Fluktuacje te były efektem egzotycznych wojaży lidera formacji – multiinstrumentalisty Johna Reese’a Lewisa. Do pracy nad trzecim albumem C Cat Trance zaprosił on szeroki zestaw muzyków, w którym było miejsce dla jego najważniejszego współpracownika – perkusistę Nigela Kingstona Stone’a, ale też grającego na oud Hassana Erraji z Maroka oraz perkusjonalistę Steve’a Harveya z USA. Kolektyw ten zarejestrował materiał, który w 1987 roku ujrzał światło dzienne nakładem angielskiej wytwórni Ink, a dziś powraca w kompaktowej wersji wiedeńskiej Klanggalerie.

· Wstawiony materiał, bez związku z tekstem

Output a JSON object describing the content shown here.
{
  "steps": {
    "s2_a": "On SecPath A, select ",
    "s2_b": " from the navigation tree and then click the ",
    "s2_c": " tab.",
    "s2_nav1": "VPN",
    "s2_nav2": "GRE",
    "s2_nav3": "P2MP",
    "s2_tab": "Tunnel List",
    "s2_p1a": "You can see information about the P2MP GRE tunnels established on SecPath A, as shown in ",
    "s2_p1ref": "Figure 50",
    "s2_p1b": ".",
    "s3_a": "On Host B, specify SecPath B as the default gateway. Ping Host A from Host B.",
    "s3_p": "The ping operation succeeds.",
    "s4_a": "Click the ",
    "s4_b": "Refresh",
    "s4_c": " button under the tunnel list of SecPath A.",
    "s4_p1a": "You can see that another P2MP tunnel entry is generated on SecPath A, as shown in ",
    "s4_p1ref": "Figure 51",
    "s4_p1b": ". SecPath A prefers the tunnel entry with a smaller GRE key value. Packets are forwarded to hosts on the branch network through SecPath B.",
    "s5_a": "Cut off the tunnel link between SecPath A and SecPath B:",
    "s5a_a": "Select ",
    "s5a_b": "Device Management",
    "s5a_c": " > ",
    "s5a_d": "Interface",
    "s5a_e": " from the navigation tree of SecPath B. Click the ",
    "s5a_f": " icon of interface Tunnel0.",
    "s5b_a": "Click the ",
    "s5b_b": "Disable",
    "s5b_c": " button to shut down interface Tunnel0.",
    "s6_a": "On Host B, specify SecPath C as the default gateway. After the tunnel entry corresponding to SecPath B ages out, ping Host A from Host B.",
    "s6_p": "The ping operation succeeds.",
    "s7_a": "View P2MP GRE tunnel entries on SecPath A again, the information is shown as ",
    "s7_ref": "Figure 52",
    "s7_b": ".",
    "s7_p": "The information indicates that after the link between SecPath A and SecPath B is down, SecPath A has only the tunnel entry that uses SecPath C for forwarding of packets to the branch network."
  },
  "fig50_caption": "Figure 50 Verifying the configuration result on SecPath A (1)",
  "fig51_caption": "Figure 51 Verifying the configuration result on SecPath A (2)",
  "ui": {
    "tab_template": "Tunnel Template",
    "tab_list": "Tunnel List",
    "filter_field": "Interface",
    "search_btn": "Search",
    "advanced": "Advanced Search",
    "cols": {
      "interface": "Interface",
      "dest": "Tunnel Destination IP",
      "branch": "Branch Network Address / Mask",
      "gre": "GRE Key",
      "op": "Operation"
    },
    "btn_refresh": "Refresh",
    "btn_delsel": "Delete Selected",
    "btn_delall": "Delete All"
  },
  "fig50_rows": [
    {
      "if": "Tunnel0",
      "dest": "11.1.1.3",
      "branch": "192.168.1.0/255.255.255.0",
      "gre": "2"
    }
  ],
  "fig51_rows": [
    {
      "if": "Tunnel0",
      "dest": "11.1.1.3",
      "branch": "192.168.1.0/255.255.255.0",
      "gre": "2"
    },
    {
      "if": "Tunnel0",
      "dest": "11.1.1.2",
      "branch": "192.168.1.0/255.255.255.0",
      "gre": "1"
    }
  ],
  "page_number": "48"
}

Siedem nagrań układających się w podstawowy zestaw „Play Masenko Combo” odsłania jeszcze inne oblicza C Cat Trance. Tym razem muzyka grupy ma jednoznacznie transowy i psychodeliczny charakter. Nagrania są długie, niemal 10-minutowe, do tego rozbudowane, ale przede wszystkim skoncentrowane na hipnotycznej rytmice („They Made Them Up”). Z jednej strony muzycy stawiają tu na niemal archetypowe etno („Dalbouka”), a z drugiej sięgają po klubowe bity bliskie techno („I Looked For You”) i electro („Jamais”).

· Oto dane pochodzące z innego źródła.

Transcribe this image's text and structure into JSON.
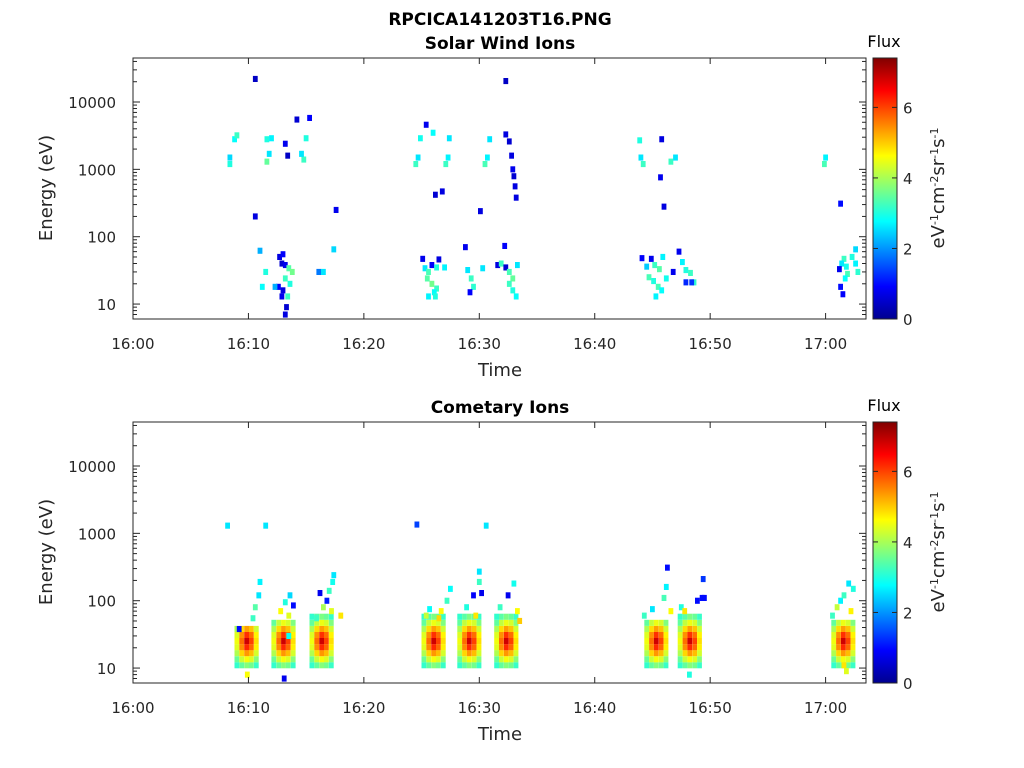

Jedynie w kilku momentach słychać, że muzyka C Cat Trance wyrasta z post-punka – choćby w „Two Words”, gdzie rockowa motoryka wnosi funkowe klangowanie lub w „They Made Them Up”, w którym transowym bębnom towarzyszy jazzowy saksofon. Z tegoż nowofalowego podglebia wyrasta też specyficzny sposób śpiewania Lewisa: mroczny i neurotyczny, albo senny i rozmarzony. Idealnie wpisuje się to w psychodeliczny kir spowijający wszystkie kompozycje z płyty. Nawet te bonusowe, które pochodzą z kompilacji „Karadara – The Cream Of C Cat Trance”.

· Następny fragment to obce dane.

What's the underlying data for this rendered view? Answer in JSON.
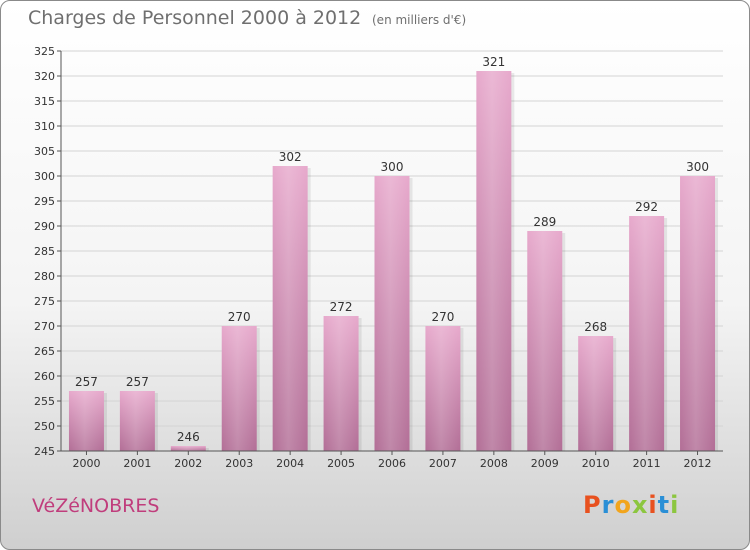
{
  "header": {
    "title": "Charges de Personnel 2000 à 2012",
    "subtitle": "(en milliers d'€)"
  },
  "footer": {
    "commune": "VéZéNOBRES",
    "brand": "Proxiti",
    "brand_colors": [
      "#e8511f",
      "#2a8fd6",
      "#f2a51d",
      "#8cc63f",
      "#e8511f",
      "#2a8fd6",
      "#8cc63f"
    ]
  },
  "colors": {
    "bar_top": "#e7a9cc",
    "bar_bottom": "#b26e96",
    "grid": "#d4d4d4",
    "axis": "#555555"
  },
  "chart_data": {
    "type": "bar",
    "categories": [
      "2000",
      "2001",
      "2002",
      "2003",
      "2004",
      "2005",
      "2006",
      "2007",
      "2008",
      "2009",
      "2010",
      "2011",
      "2012"
    ],
    "values": [
      257,
      257,
      246,
      270,
      302,
      272,
      300,
      270,
      321,
      289,
      268,
      292,
      300
    ],
    "ylim": [
      245,
      325
    ],
    "yticks": [
      245,
      250,
      255,
      260,
      265,
      270,
      275,
      280,
      285,
      290,
      295,
      300,
      305,
      310,
      315,
      320,
      325
    ],
    "grid": true,
    "legend": "none"
  }
}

Po wydaniu „Play Masenko Combo” brytyjska grupa zakończyła działalność. Za progiem czekały już nowe brzmienia – house i techno, które wykorzystały muzykę etniczną z krajów Trzeciego Świata w zupełnie inny sposób. Trzy albumy C Cat Trance stanowią efektowny dokument kreatywności muzyków z angielskiej sceny post-punkowej. Korzenie eksperymentów zespołu tkwią oczywiście w dokonaniach Talking Heads i Briana Eno, na każdym z krążków formacji mają jednak inny, zdecydowanie oryginalny ton. Warto się z tymi wydawnictwami zapoznać – bo i dziś brzmią fascynująco.
Klanggalerie 2023
Nie znam. Kilka sekund wystarczy, by zaznać wpływu Talking Heads.
Bardzo ogórkowy sezon, nie ma nic ciekawszego?
Może to na upał
https://www.youtube.com/watch?v=HkV-K2z357w
Nitzer Ebb zawsze dobry!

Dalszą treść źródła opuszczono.